A village in Powys will lose its internet and landline services for another two weeks after a single pole collapsed in late January.
Residents in Bwlchyddar, near Llanfyllin, have been warned that vital repairs to restore their connections could see them without their internet services until mid-February.
It comes after the collapse of a telegraph pole that carries lines supplying more than 30 homes around Bwlchyddar.
The pole fell over on January 22, with Openreach saying that repairs are scheduled to take place on February 14.
Bwlchyddar resident Colin Hargis said: “This means we have no landlines nor internet for that time, and many of us have no mobile phone signal either, some of us can use our mobile phones but with limited bandwidth and high data charges.
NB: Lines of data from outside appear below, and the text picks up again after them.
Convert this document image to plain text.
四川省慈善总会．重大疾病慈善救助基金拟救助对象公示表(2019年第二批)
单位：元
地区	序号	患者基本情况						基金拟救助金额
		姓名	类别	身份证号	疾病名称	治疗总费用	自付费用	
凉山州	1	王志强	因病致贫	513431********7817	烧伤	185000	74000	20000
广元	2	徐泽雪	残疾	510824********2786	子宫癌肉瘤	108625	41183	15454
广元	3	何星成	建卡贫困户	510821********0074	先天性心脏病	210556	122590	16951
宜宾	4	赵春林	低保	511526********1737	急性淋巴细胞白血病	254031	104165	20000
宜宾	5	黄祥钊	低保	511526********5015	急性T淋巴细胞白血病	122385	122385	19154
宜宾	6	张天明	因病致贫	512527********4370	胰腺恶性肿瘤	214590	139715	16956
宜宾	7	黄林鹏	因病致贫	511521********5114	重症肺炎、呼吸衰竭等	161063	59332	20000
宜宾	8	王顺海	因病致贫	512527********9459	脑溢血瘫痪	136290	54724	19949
“There are people trying to work from home, children who use internet for their homework, all seriously disrupted because this one pole has fallen.
“It is very difficult to get any action because the service providers all depend on Openreach to do the work and they seem to have little influence on Openreach schedules.
“It is amazing that in a time when the weather has been good that Openreach have so little resource that it takes over three weeks to fix one pole which supplies a whole village.
"Openreach is a monopoly with no realistic competitors in this area.”
Openreach is a business owned by BT Group that has responsibility for the network of telephone and broadband infrastructure around the UK.
The company has been approached for comment.